AFC U23アジアカップ
1月16日(金)
戦評
これまでは引いて構える相手の守備網を、連係と個人技で攻略してきた日本。ヨルダンも守備からベースに入る似たチームであったことは確かだが、今日の日本はさえないプレーが続いた。これまでのグループステージの相手とは寄せのスピードや球際の強度に違いがあり、順応できずに低い位置でのミスが目立つように。警戒していた相手の速攻を自ら誘発する形となってしまい、今大会初のビハインドを負って前半は終了。
それでも、後半に投入した「切り札」古谷柊介が流れを変える役割を全うする。早い時間にスコアをタイに戻し、以降はややオープンな展開となるが、チャンスらしいチャンスは訪れず、そのまま疲労とともに両軍トーンダウン。勝負はPK戦にゆだねられたが、ここでヒーローとなったのは荒木琉偉だ。それまでも安定したセービングを見せていた守護神が2本のシュートストップを見せ、辛くも準決勝進出を決めた。

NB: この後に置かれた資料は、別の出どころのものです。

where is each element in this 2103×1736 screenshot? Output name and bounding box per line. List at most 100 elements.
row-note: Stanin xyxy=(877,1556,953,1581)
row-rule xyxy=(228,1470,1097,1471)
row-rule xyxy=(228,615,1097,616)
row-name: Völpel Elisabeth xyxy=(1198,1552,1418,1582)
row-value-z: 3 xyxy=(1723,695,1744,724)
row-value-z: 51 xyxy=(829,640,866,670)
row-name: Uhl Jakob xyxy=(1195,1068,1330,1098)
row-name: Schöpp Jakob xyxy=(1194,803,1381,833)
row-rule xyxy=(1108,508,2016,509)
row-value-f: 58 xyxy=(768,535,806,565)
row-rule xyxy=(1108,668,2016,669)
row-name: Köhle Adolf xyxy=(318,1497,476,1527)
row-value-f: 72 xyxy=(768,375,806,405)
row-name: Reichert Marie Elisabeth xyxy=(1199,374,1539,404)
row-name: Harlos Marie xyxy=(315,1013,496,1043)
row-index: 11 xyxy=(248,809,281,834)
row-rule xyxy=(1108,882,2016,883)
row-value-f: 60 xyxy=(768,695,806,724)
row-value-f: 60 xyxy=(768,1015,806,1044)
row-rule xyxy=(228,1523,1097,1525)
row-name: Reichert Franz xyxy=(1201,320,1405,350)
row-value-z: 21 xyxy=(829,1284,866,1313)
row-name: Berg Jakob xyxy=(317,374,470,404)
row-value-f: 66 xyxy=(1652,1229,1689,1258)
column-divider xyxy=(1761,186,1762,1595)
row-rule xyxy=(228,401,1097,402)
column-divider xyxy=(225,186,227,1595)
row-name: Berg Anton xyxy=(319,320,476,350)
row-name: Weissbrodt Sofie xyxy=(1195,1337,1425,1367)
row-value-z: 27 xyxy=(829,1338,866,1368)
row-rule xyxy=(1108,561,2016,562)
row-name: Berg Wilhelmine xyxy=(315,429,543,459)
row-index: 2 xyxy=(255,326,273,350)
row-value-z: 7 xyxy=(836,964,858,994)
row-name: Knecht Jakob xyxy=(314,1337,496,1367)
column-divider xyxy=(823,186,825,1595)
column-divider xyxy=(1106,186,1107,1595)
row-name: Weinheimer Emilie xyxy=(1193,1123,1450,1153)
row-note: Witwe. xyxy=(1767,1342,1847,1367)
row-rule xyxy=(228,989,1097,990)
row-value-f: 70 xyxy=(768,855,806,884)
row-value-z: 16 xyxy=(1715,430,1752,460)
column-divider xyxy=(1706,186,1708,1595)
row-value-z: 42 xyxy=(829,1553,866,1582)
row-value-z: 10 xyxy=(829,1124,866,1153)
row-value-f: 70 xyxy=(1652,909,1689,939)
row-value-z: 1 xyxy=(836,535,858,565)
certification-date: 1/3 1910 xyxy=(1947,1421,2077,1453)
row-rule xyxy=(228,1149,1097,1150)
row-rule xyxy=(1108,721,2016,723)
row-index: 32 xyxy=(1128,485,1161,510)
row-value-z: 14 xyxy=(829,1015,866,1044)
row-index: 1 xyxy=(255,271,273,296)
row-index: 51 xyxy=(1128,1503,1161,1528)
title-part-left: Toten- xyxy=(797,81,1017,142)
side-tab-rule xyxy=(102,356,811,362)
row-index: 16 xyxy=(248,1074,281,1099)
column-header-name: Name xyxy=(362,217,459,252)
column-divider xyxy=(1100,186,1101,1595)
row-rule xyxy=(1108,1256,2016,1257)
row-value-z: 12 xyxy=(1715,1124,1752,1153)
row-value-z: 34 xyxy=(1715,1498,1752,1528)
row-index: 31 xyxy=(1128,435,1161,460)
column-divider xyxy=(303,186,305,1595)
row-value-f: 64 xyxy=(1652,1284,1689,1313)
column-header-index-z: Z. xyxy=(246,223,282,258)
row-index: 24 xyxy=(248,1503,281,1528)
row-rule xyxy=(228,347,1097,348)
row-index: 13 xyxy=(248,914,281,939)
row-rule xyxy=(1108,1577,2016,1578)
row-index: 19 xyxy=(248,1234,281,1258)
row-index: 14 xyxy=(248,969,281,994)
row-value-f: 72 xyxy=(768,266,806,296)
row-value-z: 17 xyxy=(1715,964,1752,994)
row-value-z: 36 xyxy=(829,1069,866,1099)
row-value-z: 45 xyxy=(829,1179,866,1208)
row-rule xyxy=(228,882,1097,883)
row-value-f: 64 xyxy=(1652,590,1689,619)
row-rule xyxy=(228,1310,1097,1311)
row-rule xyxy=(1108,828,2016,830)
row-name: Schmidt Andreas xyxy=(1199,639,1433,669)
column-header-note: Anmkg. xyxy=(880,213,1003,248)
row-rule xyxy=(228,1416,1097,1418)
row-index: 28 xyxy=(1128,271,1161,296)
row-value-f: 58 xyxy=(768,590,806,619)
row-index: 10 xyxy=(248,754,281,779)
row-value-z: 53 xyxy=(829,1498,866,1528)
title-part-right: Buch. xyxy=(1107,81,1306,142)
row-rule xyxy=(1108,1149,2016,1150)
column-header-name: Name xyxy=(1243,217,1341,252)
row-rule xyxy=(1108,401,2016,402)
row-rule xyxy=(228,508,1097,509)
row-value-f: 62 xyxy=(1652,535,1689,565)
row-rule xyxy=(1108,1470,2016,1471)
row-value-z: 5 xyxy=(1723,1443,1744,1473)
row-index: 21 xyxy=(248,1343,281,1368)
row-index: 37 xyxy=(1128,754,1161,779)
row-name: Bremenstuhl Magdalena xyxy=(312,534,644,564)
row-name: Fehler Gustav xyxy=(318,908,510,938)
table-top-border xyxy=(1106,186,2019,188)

ヨルダンの想像以上だった完成度の高いサッカー、ノックアウトステージの難しさ、日程面など、彼らの動きと判断を硬直させた理由は1つではないだろう。しかし、結果を手にしたことが、この一発勝負では何よりも評価されるべきだ。最初の大きな壁を越えた「ロス世代」は、休む間もなく訪れる次のゲームで成長した姿を見せてくれるだろうか。